Vânia Casado
O desânimo domina os produtores de feijão. No Sudoeste do Paraná o plantio da primeira safra começa na segunda quinzena de julho, mas o desaquecimento na venda de sementes e insumos revelam que o produtor vai reduzir a área plantada na safra 1999/2000, disse Edirlei Salvi, gerente da Cooperativa Agropecuária Capanema (Coagro). O mercado fala em redução de até 40% na área plantada do Estado. O corretor de mercado, Marcelo Luders, não acredita que a queda no plantio seja tão acentuada,‘‘mas certamente os produtores vão reduzir a aplicação de tecnologia nas lavouras’’, prevê.
A oferta de feijão no país é abundante e o governo ‘‘abandonou’’ o produtor de feijão, deixando a comercialização sem qualquer instrumento de apoio. Para agravar a situação, o governo está comprando feijão para suprir as cestas básicas que envia para o Nordeste, mas não paga o preço mínimo aos produtores, disse Luders.
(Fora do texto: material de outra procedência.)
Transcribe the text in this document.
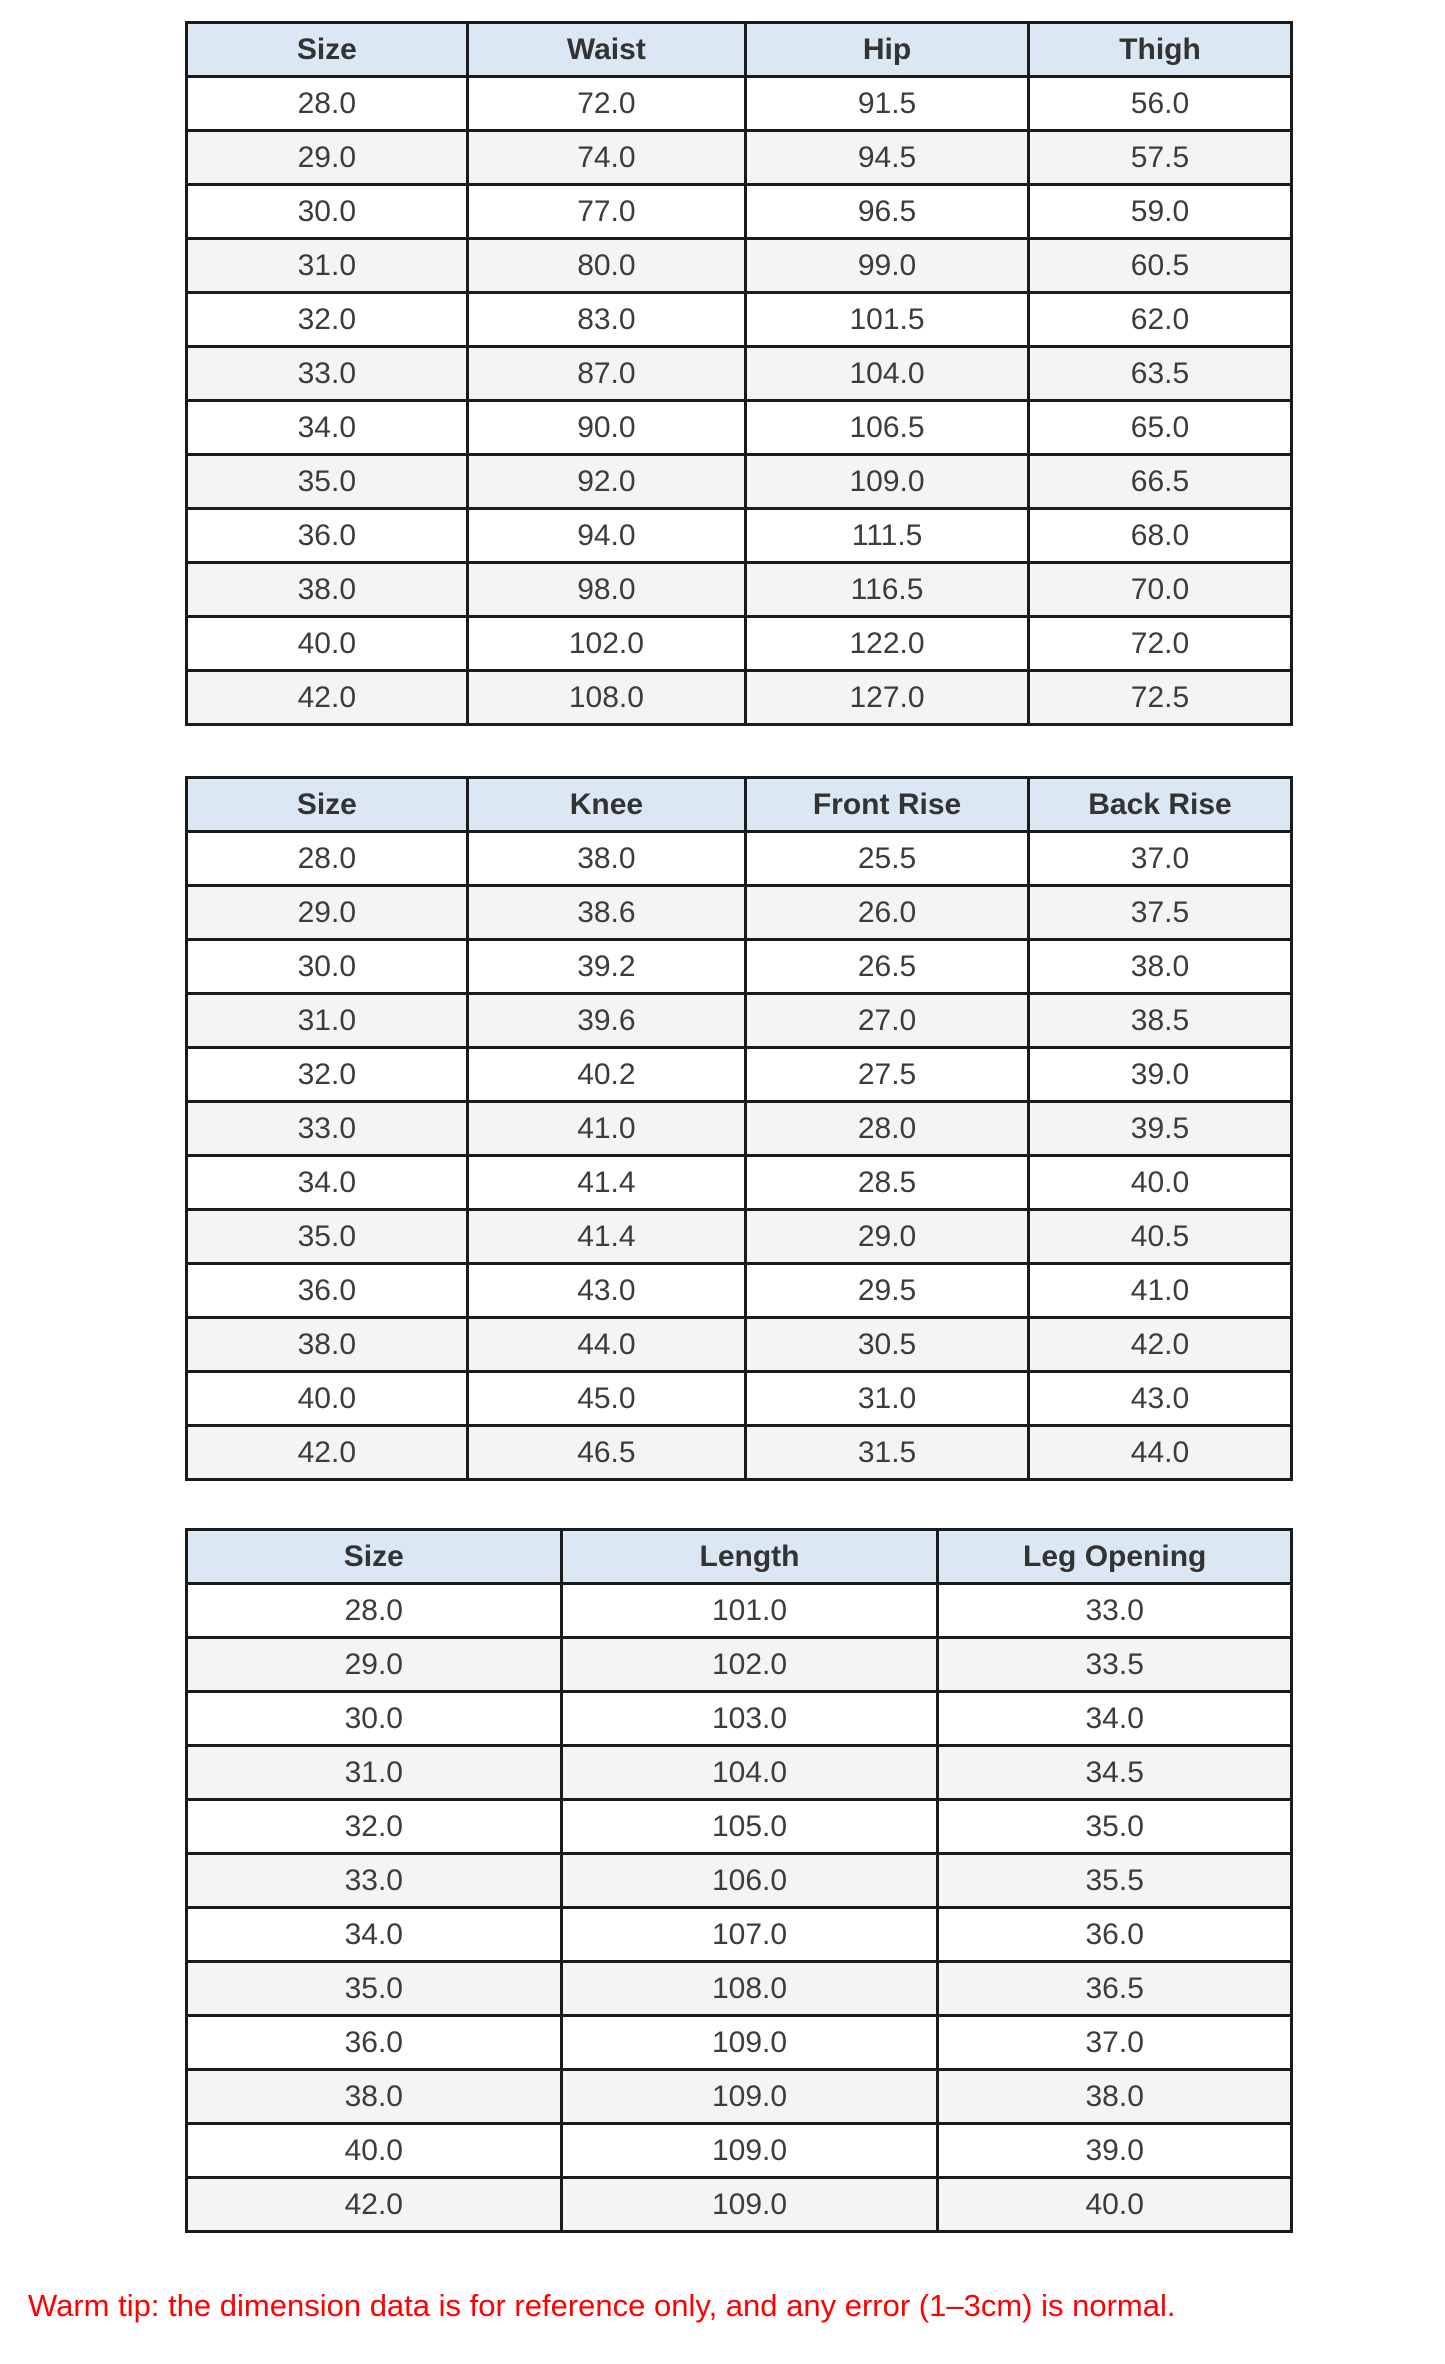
Size	Waist	Hip	Thigh
28.0	72.0	91.5	56.0
29.0	74.0	94.5	57.5
30.0	77.0	96.5	59.0
31.0	80.0	99.0	60.5
32.0	83.0	101.5	62.0
33.0	87.0	104.0	63.5
34.0	90.0	106.5	65.0
35.0	92.0	109.0	66.5
36.0	94.0	111.5	68.0
38.0	98.0	116.5	70.0
40.0	102.0	122.0	72.0
42.0	108.0	127.0	72.5
Size	Knee	Front Rise	Back Rise
28.0	38.0	25.5	37.0
29.0	38.6	26.0	37.5
30.0	39.2	26.5	38.0
31.0	39.6	27.0	38.5
32.0	40.2	27.5	39.0
33.0	41.0	28.0	39.5
34.0	41.4	28.5	40.0
35.0	41.4	29.0	40.5
36.0	43.0	29.5	41.0
38.0	44.0	30.5	42.0
40.0	45.0	31.0	43.0
42.0	46.5	31.5	44.0
Size	Length	Leg Opening
28.0	101.0	33.0
29.0	102.0	33.5
30.0	103.0	34.0
31.0	104.0	34.5
32.0	105.0	35.0
33.0	106.0	35.5
34.0	107.0	36.0
35.0	108.0	36.5
36.0	109.0	37.0
38.0	109.0	38.0
40.0	109.0	39.0
42.0	109.0	40.0

Warm tip: the dimension data is for reference only, and any error (1–3cm) is normal.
Ele observou que o governo está agindo como qualquer agente de mercado, adquirindo o produto nos leilões eletrônicos promovidos pela Cobal, pagando valores depreciados pelo produto.
No último dia 16, o governo comprou 7.500 toneladas de feijão em leilão e pagou R$ 28,20 a saca ao cerealista, incluindo todas as despesas para entrega no Rio Grande do Sul, e R$ 31,20 a saca, incluindo as despesas para entrega no Nordeste. Desses valores são deduzidos os custos com frete, empacotamento porque o governo encomenda a compra em saquinhos de 1 quilo e impostos. Na venda para o Sul, sobrou para o cerealista R$ 20,69 a saca e na venda para o NE, R$ 24,70.‘‘E quanto será que recebeu o produtor?’ pergunta Luders. A verdade é que o produtor não recebeu nem o preço mínimo, vigente na época que era R$ 26,00 a saca.
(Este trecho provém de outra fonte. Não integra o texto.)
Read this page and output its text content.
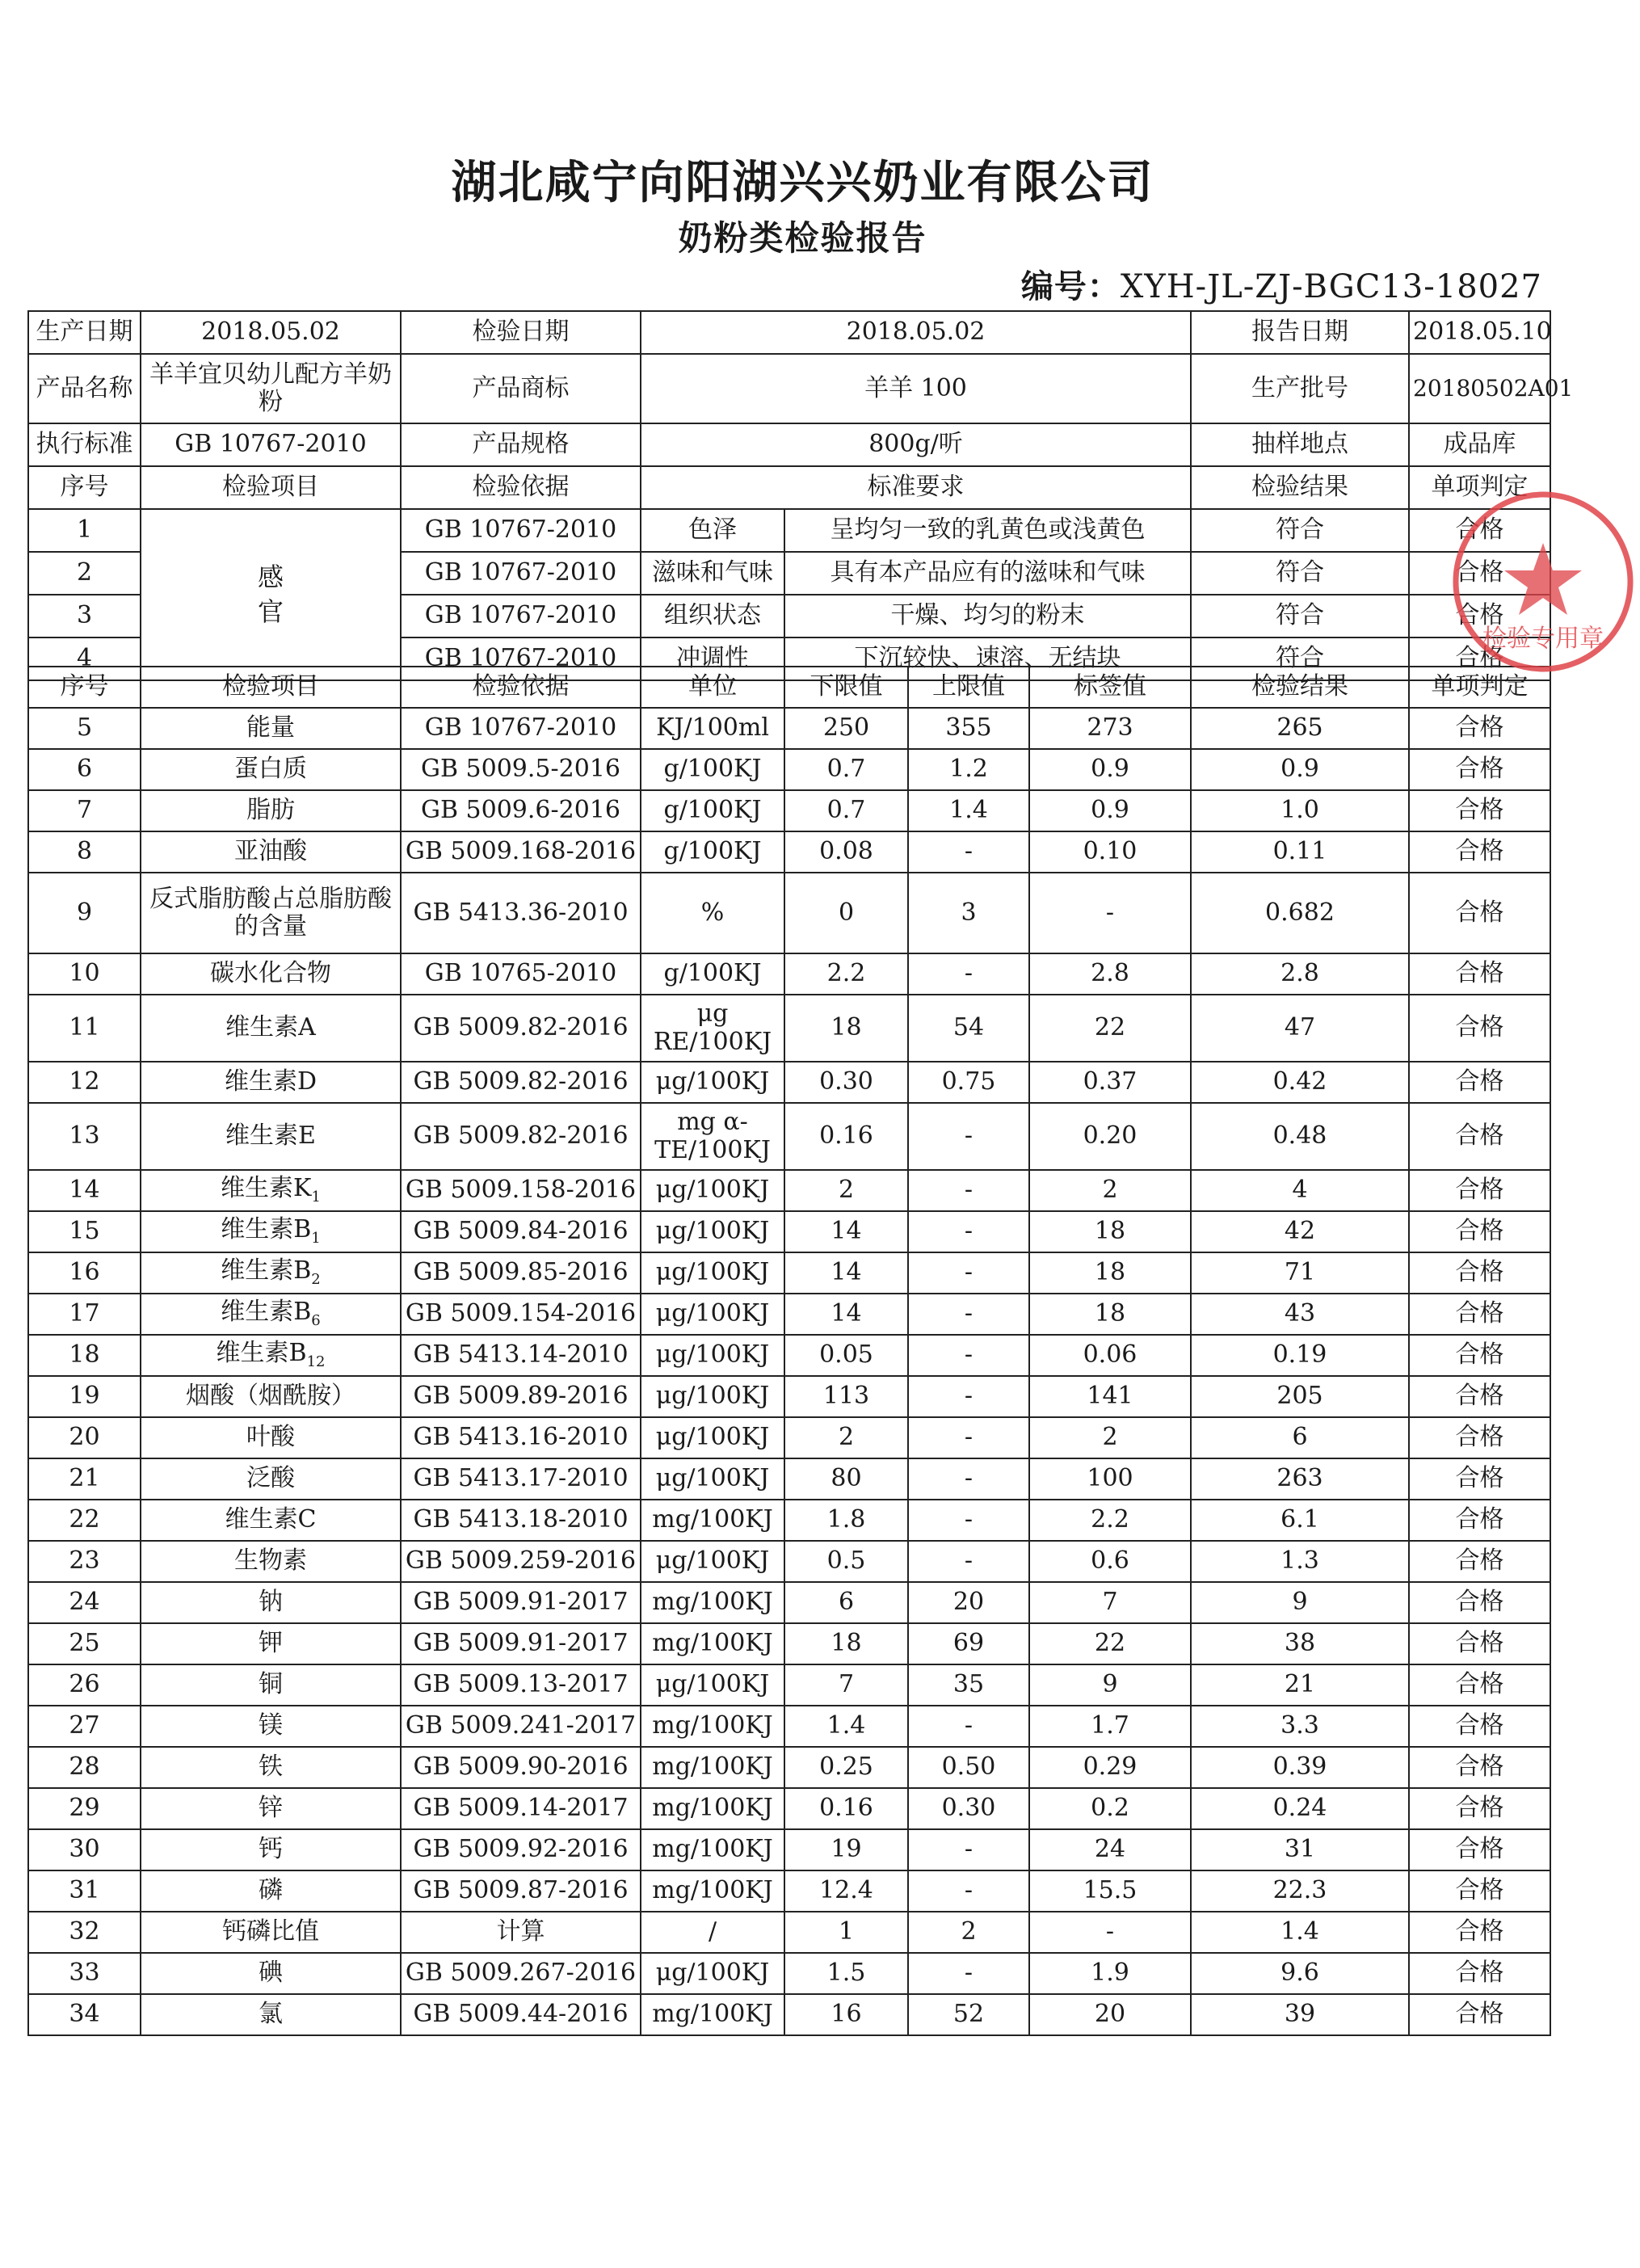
湖北咸宁向阳湖兴兴奶业有限公司
奶粉类检验报告
编号：XYH-JL-ZJ-BGC13-18027
生产日期	2018.05.02	检验日期	2018.05.02		报告日期	2018.05.10
产品名称	羊羊宜贝幼儿配方羊奶粉	产品商标	羊羊 100		生产批号	20180502A01
执行标准	GB 10767-2010	产品规格	800g/听		抽样地点	成品库
序号	检验项目	检验依据	标准要求		检验结果	单项判定
1	感官	GB 10767-2010	色泽	呈均匀一致的乳黄色或浅黄色	符合	合格
2		GB 10767-2010	滋味和气味	具有本产品应有的滋味和气味	符合	合格
3		GB 10767-2010	组织状态	干燥、均匀的粉末	符合	合格
4		GB 10767-2010	冲调性	下沉较快、速溶、无结块	符合	合格
序号	检验项目	检验依据	单位	下限值	上限值	标签值	检验结果	单项判定
5	能量	GB 10767-2010	KJ/100ml	250	355	273	265	合格
6	蛋白质	GB 5009.5-2016	g/100KJ	0.7	1.2	0.9	0.9	合格
7	脂肪	GB 5009.6-2016	g/100KJ	0.7	1.4	0.9	1.0	合格
8	亚油酸	GB 5009.168-2016	g/100KJ	0.08	-	0.10	0.11	合格
9	反式脂肪酸占总脂肪酸的含量	GB 5413.36-2010	%	0	3	-	0.682	合格
10	碳水化合物	GB 10765-2010	g/100KJ	2.2	-	2.8	2.8	合格
11	维生素A	GB 5009.82-2016	μg RE/100KJ	18	54	22	47	合格
12	维生素D	GB 5009.82-2016	μg/100KJ	0.30	0.75	0.37	0.42	合格
13	维生素E	GB 5009.82-2016	mg α-TE/100KJ	0.16	-	0.20	0.48	合格
14	维生素$K_1$	GB 5009.158-2016	μg/100KJ	2	-	2	4	合格
15	维生素$B_1$	GB 5009.84-2016	μg/100KJ	14	-	18	42	合格
16	维生素$B_2$	GB 5009.85-2016	μg/100KJ	14	-	18	71	合格
17	维生素$B_6$	GB 5009.154-2016	μg/100KJ	14	-	18	43	合格
18	维生素$B_{12}$	GB 5413.14-2010	μg/100KJ	0.05	-	0.06	0.19	合格
19	烟酸（烟酰胺）	GB 5009.89-2016	μg/100KJ	113	-	141	205	合格
20	叶酸	GB 5413.16-2010	μg/100KJ	2	-	2	6	合格
21	泛酸	GB 5413.17-2010	μg/100KJ	80	-	100	263	合格
22	维生素C	GB 5413.18-2010	mg/100KJ	1.8	-	2.2	6.1	合格
23	生物素	GB 5009.259-2016	μg/100KJ	0.5	-	0.6	1.3	合格
24	钠	GB 5009.91-2017	mg/100KJ	6	20	7	9	合格
25	钾	GB 5009.91-2017	mg/100KJ	18	69	22	38	合格
26	铜	GB 5009.13-2017	μg/100KJ	7	35	9	21	合格
27	镁	GB 5009.241-2017	mg/100KJ	1.4	-	1.7	3.3	合格
28	铁	GB 5009.90-2016	mg/100KJ	0.25	0.50	0.29	0.39	合格
29	锌	GB 5009.14-2017	mg/100KJ	0.16	0.30	0.2	0.24	合格
30	钙	GB 5009.92-2016	mg/100KJ	19	-	24	31	合格
31	磷	GB 5009.87-2016	mg/100KJ	12.4	-	15.5	22.3	合格
32	钙磷比值	计算	/	1	2	-	1.4	合格
33	碘	GB 5009.267-2016	μg/100KJ	1.5	-	1.9	9.6	合格
34	氯	GB 5009.44-2016	mg/100KJ	16	52	20	39	合格
检验专用章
Para Salvi, da Coagro, o reajuste do preço mínimo do feijão, de R$ 26,00 para R$ 28,00 a saca não animou os produtores e eles se sentem abandonados.‘‘ Os produtores não decidem mais o plantio em função do preço mínimo, porque não acreditam que o governo vai intervir no mercado para apoiar o setor, onde predomina pequenos e médios produtores.A combinação de fatores como frustração com o plantio das duas últimas safras, a elevação nos preços dos insumos e a queda acentuada dos preços do produto no mercado, certamente vai resultar na redução da área plantada, acredita.
Pelo menos no Sudoeste, Salvi acredita que a redução no plantio será de 50%. Os produtores devem substituir o plantio de feijão pelo milho, já a partir de agosto. O plantio no Sudoeste é iniciado antes de outras regiões porque o microclima à beira do rio Iguaçu permite uma temperatura mais amena e é difícil registrar geadas. Outro problema que está sendo enfrentado é a falta de crédito nas agências bancárias, comentou Salvi. Segundo ele ‘‘quem procura dinheiro no banco, volta de mão abanando’’.
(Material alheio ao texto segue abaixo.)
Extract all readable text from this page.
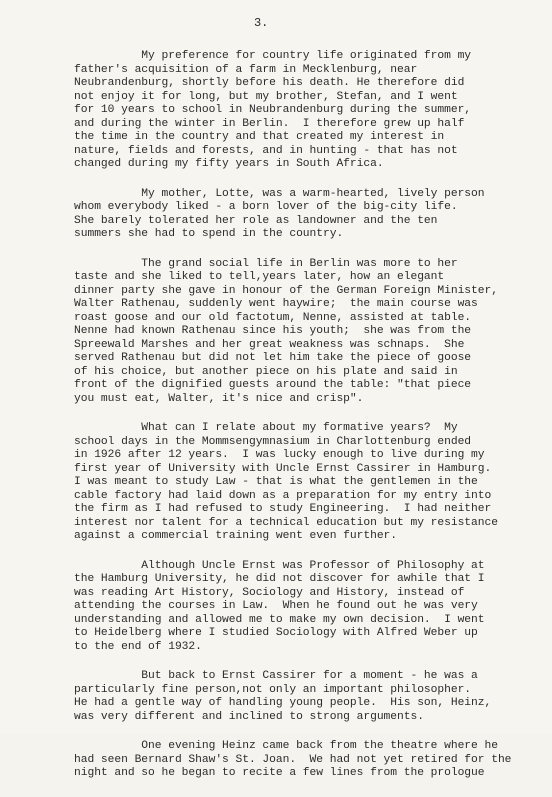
3.
My preference for country life originated from my
father's acquisition of a farm in Mecklenburg, near
Neubrandenburg, shortly before his death. He therefore did
not enjoy it for long, but my brother, Stefan, and I went
for 10 years to school in Neubrandenburg during the summer,
and during the winter in Berlin.  I therefore grew up half
the time in the country and that created my interest in
nature, fields and forests, and in hunting - that has not
changed during my fifty years in South Africa.
My mother, Lotte, was a warm-hearted, lively person
whom everybody liked - a born lover of the big-city life.
She barely tolerated her role as landowner and the ten
summers she had to spend in the country.
The grand social life in Berlin was more to her
taste and she liked to tell,years later, how an elegant
dinner party she gave in honour of the German Foreign Minister,
Walter Rathenau, suddenly went haywire;  the main course was
roast goose and our old factotum, Nenne, assisted at table.
Nenne had known Rathenau since his youth;  she was from the
Spreewald Marshes and her great weakness was schnaps.  She
served Rathenau but did not let him take the piece of goose
of his choice, but another piece on his plate and said in
front of the dignified guests around the table: "that piece
you must eat, Walter, it's nice and crisp".
What can I relate about my formative years?  My
school days in the Mommsengymnasium in Charlottenburg ended
in 1926 after 12 years.  I was lucky enough to live during my
first year of University with Uncle Ernst Cassirer in Hamburg.
I was meant to study Law - that is what the gentlemen in the
cable factory had laid down as a preparation for my entry into
the firm as I had refused to study Engineering.  I had neither
interest nor talent for a technical education but my resistance
against a commercial training went even further.
Although Uncle Ernst was Professor of Philosophy at
the Hamburg University, he did not discover for awhile that I
was reading Art History, Sociology and History, instead of
attending the courses in Law.  When he found out he was very
understanding and allowed me to make my own decision.  I went
to Heidelberg where I studied Sociology with Alfred Weber up
to the end of 1932.
But back to Ernst Cassirer for a moment - he was a
particularly fine person,not only an important philosopher.
He had a gentle way of handling young people.  His son, Heinz,
was very different and inclined to strong arguments.
One evening Heinz came back from the theatre where he
had seen Bernard Shaw's St. Joan.  We had not yet retired for the
night and so he began to recite a few lines from the prologue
Na região Sul, o desânimo dos produtores com o feijão é o mesmo. Para o agrônomo da Cooperativa Bom Jesus, Severino Giacomel, não adianta nada o governo reajustar o preço mínimo, se não prevê os recursos para a compra da produção em caso de queda de preços como está acontecendo agora. ‘‘Todos os custos de produção subiram e o preço do feijão caiu, sem que o governo faça qualquer coisa para apoiar o produtor’’, salientou. ‘‘ Nem estoques reguladores de alimentos básicos o governo fez’’, acrescentou.
Para o corretor Marcelo Luders, da Correpar, se o governo não quer mais participar da comercialização, então que busque os mecanismos para venda antecipada da produção em bolsa de mercadorias, sistema pelo qual pode-se diluir os riscos no plantio e comercialização.